Functional role of the neural cel adhesion molecule NCAM and novel interaction partners

Abstract

In this thesis, I show that the intracellular domain (ICD) of the neural cell adhesion molecule (NCAM) and the bacterial homolog of polysialic acid (PSA), colominic acid (CA), interact with the N-terminal domain of the transient receptor potential canonical (TRPC) channels 1, -4, and -5. The NCAM-PSA-TRPC interaction is shown by immunoprecipitation, pull-down, and ELISA experiments, confirming that NCAM140, NCAM180, and CA interact with TRPC1, -4, and -5. Moreover, the interaction between NCAM-PSA and TRPC1, -4, and -5 is further verified by co-localization experiments and proximity ligation assay (PLA) using cultured cerebellar, hippocampal, and cortical neurons. By total internal reflection fluorescence microscopy, I show that those interactions occur at the plane or near the plasma membrane but not in the endoplasmic reticulum.

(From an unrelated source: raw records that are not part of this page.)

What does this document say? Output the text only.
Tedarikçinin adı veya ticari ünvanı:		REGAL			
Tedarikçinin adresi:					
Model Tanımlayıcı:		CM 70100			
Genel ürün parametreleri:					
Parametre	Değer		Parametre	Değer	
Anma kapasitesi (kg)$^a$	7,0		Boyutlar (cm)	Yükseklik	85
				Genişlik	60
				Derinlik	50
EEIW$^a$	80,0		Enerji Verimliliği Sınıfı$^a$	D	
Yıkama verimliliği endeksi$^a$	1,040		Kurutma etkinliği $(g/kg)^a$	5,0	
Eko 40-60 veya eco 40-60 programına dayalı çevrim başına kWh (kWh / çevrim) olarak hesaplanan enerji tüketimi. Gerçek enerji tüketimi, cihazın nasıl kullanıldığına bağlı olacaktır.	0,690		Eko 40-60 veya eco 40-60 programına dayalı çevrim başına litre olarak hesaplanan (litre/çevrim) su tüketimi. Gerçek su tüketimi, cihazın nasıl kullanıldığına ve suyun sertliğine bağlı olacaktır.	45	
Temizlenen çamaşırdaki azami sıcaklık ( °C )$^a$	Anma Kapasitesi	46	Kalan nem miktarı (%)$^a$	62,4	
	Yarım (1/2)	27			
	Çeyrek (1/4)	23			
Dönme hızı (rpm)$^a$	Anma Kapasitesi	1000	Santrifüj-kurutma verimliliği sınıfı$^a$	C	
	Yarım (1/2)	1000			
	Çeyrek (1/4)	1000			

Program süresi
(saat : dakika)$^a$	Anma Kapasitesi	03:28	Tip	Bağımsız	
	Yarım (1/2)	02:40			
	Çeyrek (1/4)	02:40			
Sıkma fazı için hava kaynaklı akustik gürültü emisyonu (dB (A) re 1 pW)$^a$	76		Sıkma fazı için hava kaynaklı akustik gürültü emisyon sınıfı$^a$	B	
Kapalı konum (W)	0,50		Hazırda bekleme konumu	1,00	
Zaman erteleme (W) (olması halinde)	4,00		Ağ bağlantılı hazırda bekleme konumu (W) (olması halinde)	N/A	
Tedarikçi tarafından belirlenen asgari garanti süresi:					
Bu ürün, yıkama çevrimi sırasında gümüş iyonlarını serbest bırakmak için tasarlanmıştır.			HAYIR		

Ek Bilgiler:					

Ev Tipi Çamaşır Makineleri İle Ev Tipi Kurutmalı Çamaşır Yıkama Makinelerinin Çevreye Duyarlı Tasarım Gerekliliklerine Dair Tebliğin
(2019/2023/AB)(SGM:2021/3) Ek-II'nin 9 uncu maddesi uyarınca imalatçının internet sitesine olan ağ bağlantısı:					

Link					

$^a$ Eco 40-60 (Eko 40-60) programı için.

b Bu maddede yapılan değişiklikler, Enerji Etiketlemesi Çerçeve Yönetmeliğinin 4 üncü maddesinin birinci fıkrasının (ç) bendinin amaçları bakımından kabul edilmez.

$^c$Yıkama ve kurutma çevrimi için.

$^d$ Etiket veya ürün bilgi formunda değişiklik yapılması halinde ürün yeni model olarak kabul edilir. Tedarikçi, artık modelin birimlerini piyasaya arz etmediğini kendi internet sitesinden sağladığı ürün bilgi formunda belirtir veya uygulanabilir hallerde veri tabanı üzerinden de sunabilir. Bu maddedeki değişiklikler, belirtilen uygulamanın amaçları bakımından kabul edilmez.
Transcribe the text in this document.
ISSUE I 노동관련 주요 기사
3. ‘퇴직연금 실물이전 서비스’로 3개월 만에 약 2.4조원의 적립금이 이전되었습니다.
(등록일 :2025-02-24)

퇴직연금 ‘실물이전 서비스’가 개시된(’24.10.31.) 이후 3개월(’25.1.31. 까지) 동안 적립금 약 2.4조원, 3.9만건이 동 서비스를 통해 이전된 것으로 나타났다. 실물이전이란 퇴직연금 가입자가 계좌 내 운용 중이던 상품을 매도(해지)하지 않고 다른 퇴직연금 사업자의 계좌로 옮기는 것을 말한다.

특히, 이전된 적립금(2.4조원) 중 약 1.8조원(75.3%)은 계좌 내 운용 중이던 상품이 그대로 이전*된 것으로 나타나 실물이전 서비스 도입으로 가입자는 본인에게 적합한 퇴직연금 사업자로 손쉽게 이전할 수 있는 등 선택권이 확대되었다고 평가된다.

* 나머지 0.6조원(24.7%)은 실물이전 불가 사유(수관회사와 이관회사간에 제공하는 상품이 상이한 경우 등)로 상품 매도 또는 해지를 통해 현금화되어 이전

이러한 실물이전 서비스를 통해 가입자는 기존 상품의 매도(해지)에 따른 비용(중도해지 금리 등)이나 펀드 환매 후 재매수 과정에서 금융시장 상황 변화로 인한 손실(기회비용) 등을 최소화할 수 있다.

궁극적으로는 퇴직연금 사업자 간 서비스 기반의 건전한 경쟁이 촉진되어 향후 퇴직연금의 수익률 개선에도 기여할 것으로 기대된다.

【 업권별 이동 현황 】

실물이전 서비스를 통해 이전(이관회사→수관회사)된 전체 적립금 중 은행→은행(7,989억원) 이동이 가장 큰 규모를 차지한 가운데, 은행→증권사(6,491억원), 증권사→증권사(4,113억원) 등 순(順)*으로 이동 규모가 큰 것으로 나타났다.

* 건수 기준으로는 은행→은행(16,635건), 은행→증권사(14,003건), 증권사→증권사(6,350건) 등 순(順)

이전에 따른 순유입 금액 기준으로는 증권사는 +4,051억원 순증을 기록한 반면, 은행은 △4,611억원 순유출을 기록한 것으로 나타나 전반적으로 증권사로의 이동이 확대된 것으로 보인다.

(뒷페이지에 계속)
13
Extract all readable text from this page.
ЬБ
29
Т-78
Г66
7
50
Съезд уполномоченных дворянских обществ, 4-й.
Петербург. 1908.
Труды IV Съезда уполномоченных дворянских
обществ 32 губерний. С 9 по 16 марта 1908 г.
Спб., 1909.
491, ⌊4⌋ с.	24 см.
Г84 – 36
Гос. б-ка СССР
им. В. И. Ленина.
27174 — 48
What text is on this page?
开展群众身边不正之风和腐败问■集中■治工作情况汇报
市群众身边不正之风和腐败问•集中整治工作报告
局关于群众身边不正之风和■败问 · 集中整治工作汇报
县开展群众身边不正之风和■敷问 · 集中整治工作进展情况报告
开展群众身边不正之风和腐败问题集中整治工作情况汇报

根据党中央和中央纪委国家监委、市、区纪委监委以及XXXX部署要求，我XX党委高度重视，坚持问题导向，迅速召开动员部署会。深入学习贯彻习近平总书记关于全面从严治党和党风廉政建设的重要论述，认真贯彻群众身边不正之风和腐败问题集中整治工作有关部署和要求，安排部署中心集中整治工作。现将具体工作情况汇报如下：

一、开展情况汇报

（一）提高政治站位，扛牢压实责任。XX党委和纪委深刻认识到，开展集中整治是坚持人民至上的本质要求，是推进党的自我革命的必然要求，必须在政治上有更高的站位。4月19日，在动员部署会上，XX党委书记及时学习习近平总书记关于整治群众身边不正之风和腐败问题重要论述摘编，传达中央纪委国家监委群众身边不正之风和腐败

Furthermore, the interaction of NCAM with TRPC1, -4, and -5 occurs independently of PSA on NCAM because the treatment of cells with Endo N, which degrades PSA, does not affect the localization of the interaction. In NCAM-expressing CHO 2A10 cells or NCAM-PSA-expressing CHO C6 cells, the treatment with an NCAM-triggering antibody (NCAM-Ab) only increases the Ca2+ flux in CHO C6 cells overexpressing TRPC1/4 or TRPC1/5. Moreover, the application of a general TRPC inhibitor, SKF-96365, reduces the NCAM-dependent Ca2+ flux after overexpression of TRPC1/4 or TRPC1/5, suggesting that the Ca2+ flux induced by NCAM-Ab treatment in NCAM-PSA-expressing CHO cells is modulated by TRPC1, -4, and -5. The calcium imaging experiments in cortical cells show that the NCAM-dependent Ca2+ flux is only triggered in cells expressing NCAM-PSA. NCAM-deficient cells and wild-type cells treated with Endo N show a reduction in the Ca2+ flux. Furthermore, pre-treatment of wild-type cells with the TRPC1, -4, and -5 inhibitor, pico145, and CA reduce the NCAM-dependent Ca2+ flux. The pre-treatment of cells with thapsigargin, an inhibitor of the retrotranslocation of calcium to the intracellular stores, in the absence or presence of Ca2+ in the medium, reveals that the NCAM-dependent signaling is mainly triggered by extracellular calcium. Finally, the NCAM-dependent Erk1/2 phosphorylation and the NCAM-dependent neurite outgrowth are also reduced in cells pre-treated with TRPC1, -4, and -5 inhibitors. Altogether, these results suggest a role of TRPC1, -4, and -5 in the regulation of NCAM-dependent neurite outgrowth.